Hallo manuels, ich habe in der /usr/src/linux/.config "CONFIG_X86_SMP=y"

auf "CONFIG_X86_SMP=n" geändert und mit genkernel --menuconfig --all

den Kernel neu compilieren lassen, nun wollte ich das Paket nochmals

emergen aber dabei kam die gleiche Fehlermeldung. 

Habe ich vll. etwas beim Compilieren falsch gemacht?

----------

## BrunoAgani

Nun ist die Fehlermeldung doch ein wenig anders:

 *Quote:*   

> sroot # ACCEPT_KEYWORDS="~x86" emerge net-wireless/rt2570 
> 
> Calculating dependencies... done!
> 
> >>> Verifying ebuild Manifests...
> ...

 

----------

## revilootneg

hey BrunoAgani,

im Grunde gilt für dich auch, was ich hier Finswimmer schon für den rt73usb Treiber erklärt habe.

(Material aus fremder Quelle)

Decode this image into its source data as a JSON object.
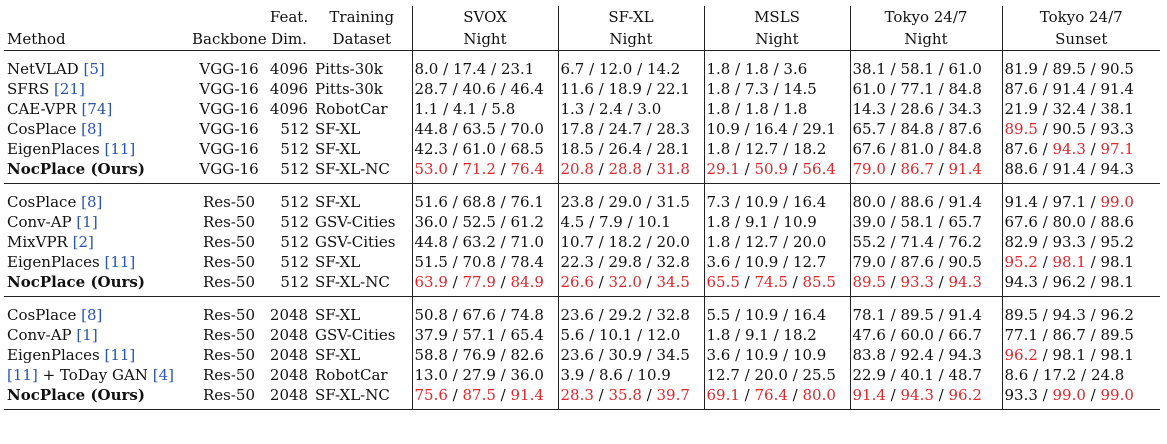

Kurz: Das Ding wird vom Kernel (mittlerweile) besser unterstützt, als von den net-wireless/rt* Modulen aus dem Portage-Tree.

Kleine Anmerkung noch:

Du schreibst, es geht um einen DWL-G122 von D-Link. Meines Wissens ist der rt2570-Treiber nicht der richtige und du brauchst auch den rt73usb (ich weiß von keiner Revision dieses Modells, dass einen anderen Chipsatz nutzt, kann mich natürlich irren).

----------